So today I got my ballot paper through from the National Union of Journalists, which is preparing to elect a deputy general secretary - the second most important full-time role in the union. Now, I am not all that up on the machinations of NUJ politics - my tiny office, unsurprisingly, has no chapel, I’ve never been to the AGM and somehow my intentions of going to the monthly meetings for London’s magazine journalists have yet to turn into me actually showing up. I know, I know - all talk, no action.
That said, I am a firm supporter of the union - which does all sorts of good stuff, both in terms of the usual pay and conditions stuff, but also in supporting journalists and freedom of the press worldwide. But I’m a member and a supporter for practical reasons - although it seems deeply unlikely in my present employment, if something went wrong I would want the backup only a union can provide.
So the least I can do is vote in the elections, right? Well, I don’t know much about any of the candidates. The first thing I notice on flicking through the booklet of candidate statements is that all of them are white and all but one are men. They all seem basically sensible - there’s nothing in any of the statements which makes me think “yes, this is the one for me!”

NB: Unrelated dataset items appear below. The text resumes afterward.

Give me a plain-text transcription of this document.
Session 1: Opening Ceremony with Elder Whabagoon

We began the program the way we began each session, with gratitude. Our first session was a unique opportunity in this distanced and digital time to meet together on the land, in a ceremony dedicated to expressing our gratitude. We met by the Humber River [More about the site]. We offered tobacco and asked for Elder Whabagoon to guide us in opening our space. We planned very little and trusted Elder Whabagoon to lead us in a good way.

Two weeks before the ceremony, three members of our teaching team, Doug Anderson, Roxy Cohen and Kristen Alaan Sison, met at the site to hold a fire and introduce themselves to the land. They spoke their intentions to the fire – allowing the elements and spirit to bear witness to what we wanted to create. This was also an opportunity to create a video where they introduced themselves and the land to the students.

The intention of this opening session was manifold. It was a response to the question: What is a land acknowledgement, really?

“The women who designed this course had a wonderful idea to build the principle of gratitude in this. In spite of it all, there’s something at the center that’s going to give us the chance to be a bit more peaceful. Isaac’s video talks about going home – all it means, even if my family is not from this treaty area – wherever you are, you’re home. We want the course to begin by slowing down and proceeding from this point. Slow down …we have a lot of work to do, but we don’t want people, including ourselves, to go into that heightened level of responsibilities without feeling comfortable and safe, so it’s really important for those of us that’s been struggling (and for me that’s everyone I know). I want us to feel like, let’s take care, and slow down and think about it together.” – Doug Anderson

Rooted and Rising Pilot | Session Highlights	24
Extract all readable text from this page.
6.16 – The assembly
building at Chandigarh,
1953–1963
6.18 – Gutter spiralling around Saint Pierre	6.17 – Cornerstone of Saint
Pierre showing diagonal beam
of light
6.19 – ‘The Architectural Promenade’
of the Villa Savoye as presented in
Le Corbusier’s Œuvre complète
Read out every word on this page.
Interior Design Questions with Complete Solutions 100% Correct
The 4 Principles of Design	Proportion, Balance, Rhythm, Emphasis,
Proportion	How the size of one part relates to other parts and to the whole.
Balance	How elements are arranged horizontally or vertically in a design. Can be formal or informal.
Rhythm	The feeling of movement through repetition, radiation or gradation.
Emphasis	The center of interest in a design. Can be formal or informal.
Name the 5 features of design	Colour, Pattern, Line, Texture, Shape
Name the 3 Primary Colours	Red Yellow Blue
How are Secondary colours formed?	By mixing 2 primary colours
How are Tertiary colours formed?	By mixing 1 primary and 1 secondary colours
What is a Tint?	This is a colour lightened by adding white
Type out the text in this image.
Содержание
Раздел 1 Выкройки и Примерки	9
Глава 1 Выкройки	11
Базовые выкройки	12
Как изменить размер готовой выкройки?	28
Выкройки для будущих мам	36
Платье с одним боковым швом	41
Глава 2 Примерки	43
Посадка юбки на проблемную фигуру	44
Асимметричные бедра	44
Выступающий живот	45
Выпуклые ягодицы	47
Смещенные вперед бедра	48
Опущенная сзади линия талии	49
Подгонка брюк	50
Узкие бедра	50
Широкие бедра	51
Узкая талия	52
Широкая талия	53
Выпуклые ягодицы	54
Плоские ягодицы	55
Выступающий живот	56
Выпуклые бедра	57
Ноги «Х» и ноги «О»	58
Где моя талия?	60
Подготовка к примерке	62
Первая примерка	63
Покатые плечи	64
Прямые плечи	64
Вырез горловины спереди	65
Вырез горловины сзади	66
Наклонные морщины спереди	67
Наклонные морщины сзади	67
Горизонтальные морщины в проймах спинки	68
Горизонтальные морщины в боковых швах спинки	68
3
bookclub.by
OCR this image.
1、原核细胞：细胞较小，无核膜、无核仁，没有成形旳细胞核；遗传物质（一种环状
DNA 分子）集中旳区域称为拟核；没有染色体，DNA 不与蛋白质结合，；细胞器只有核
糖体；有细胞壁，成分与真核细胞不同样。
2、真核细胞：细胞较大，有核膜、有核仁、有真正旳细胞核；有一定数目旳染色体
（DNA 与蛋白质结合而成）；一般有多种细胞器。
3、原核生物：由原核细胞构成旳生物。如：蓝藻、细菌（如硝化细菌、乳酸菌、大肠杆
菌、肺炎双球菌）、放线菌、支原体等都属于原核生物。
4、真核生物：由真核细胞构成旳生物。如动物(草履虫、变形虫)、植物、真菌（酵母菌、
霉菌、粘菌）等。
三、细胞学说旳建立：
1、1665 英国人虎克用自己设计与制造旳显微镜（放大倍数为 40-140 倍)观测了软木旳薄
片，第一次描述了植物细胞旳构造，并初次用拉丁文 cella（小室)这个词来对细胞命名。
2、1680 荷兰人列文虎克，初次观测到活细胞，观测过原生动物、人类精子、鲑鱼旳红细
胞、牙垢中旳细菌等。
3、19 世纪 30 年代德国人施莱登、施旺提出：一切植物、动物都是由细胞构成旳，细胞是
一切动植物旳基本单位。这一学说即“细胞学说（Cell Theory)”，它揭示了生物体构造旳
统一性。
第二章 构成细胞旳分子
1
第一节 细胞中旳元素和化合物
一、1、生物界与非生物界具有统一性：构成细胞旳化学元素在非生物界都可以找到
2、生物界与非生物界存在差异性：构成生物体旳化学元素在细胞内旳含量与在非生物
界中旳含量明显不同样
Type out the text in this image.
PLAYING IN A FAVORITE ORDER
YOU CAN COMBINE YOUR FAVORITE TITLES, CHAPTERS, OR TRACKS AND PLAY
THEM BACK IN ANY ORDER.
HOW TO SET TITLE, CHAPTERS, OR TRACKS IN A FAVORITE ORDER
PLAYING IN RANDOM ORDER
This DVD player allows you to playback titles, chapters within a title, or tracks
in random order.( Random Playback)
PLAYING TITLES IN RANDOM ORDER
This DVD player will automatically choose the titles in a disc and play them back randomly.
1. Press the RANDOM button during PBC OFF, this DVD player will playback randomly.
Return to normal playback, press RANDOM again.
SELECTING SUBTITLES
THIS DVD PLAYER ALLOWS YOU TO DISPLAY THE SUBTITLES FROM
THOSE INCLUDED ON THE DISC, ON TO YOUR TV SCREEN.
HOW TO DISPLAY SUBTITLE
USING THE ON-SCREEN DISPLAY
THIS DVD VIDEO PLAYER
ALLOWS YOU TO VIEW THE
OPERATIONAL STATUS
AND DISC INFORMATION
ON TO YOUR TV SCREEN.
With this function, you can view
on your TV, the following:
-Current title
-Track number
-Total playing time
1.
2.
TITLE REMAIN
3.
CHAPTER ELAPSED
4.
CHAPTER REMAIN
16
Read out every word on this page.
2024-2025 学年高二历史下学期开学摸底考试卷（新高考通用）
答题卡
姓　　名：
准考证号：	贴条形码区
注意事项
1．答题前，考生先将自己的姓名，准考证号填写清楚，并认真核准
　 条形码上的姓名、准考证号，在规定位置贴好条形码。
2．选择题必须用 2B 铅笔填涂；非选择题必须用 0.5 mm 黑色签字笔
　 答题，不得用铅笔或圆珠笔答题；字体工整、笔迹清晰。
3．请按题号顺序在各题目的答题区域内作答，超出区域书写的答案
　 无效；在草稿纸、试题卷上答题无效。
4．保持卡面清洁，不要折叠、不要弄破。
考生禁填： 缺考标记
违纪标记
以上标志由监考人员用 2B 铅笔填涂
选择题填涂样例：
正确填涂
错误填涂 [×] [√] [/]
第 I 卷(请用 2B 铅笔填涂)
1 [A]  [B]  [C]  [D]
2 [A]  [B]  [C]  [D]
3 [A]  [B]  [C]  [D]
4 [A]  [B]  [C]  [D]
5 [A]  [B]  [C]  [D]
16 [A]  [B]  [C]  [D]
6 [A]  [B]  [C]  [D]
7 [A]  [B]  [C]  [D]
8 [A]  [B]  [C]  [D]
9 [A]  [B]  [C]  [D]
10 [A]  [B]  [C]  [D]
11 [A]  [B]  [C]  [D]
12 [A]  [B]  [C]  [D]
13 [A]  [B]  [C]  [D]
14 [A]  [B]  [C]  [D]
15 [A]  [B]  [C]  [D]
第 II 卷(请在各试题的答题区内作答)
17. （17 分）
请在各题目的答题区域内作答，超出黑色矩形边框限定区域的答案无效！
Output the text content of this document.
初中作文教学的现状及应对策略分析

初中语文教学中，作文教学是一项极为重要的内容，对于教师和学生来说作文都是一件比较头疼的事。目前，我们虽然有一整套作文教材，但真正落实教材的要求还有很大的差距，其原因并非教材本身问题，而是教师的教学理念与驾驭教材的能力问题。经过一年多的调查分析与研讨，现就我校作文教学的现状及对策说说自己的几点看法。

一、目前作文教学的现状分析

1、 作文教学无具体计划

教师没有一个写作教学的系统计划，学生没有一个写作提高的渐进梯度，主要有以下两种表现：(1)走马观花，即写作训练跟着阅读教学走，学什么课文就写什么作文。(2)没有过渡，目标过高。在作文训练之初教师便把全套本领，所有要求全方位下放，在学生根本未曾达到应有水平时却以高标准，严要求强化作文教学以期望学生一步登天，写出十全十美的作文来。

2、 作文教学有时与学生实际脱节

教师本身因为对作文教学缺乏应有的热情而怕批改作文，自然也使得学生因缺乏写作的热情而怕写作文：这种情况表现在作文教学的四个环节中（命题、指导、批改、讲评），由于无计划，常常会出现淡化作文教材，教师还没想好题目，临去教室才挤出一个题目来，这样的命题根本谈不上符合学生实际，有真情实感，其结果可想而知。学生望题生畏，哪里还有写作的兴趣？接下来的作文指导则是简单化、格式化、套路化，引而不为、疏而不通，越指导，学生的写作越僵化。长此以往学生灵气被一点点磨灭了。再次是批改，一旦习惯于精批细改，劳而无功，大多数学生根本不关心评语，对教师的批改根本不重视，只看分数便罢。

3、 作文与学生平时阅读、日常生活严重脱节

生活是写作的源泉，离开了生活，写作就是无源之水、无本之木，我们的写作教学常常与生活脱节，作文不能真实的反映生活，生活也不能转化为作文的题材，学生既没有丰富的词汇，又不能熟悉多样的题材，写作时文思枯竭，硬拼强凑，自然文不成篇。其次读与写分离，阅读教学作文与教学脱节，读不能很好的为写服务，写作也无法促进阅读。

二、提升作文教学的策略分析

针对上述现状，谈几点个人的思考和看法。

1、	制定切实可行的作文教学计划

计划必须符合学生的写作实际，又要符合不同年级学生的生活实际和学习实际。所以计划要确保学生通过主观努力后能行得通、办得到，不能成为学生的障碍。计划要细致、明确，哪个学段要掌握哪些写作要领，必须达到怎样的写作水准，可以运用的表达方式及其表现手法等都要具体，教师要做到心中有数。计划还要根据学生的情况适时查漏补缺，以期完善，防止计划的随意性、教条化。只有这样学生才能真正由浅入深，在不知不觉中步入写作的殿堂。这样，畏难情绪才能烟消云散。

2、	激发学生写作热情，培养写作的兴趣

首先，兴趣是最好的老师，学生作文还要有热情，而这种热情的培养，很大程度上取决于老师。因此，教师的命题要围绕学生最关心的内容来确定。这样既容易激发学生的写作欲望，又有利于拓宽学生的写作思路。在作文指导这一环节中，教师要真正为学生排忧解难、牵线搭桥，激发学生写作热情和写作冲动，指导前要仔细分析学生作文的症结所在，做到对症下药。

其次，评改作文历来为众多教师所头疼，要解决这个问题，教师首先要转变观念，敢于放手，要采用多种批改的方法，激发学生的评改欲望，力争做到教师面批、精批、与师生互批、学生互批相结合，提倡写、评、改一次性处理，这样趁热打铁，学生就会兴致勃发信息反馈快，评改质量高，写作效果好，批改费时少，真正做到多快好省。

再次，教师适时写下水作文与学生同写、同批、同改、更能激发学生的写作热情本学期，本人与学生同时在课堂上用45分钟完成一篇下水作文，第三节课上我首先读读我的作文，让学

My feminist instinct, however, is to vote for Michelle Stanistreet - and, no, not just because she’s a woman. However, as Action-without-theory points out, the union is yet another area where women have a ways to go:
The NUJ is rightly proud that just after the World War One the UK’s first ever equal pay agreement for women was negotiated with the national newspaper employers.
We should be less proud that in our 101 year history no woman has ever been elected general secretary or deputy.
This is an urgent issue for women journalists, as we hardly immune from the vagaries of gender discrimination, from the lack of women in high-profile slots, to low-paid women working on local newspapers for starting salaries of around £10,000. Michelle’s CV also includes time served on the TUC’s Women’s Conference, training women journalists in India on collective bargaining and gender equality, and… well… as a journalist at the Daily Express.
That was my only big concern - however, it turns out that Michelle was also a key part of the rebellion led by journalists working for the newspapers owned by Richard Desmond over Islamophobic and racist headlines - back in 2006, the union intervened at the eleventh hour and stopped the management going to press with a ‘joke’ version of the Daily Star called the ‘Daily Fatwa’.
Here she is speaking about the campaign:
Donnacha DeLong says:
Unwilling to sit quietly by as their names were associated with some of the nastiest anti-immigration and anti-gypsy campaigns in the media, the Chapel stood up and Michelle was in the frontline.
Well, short of information to the contrary, she looks like a pretty decent candidate to me - she has my vote.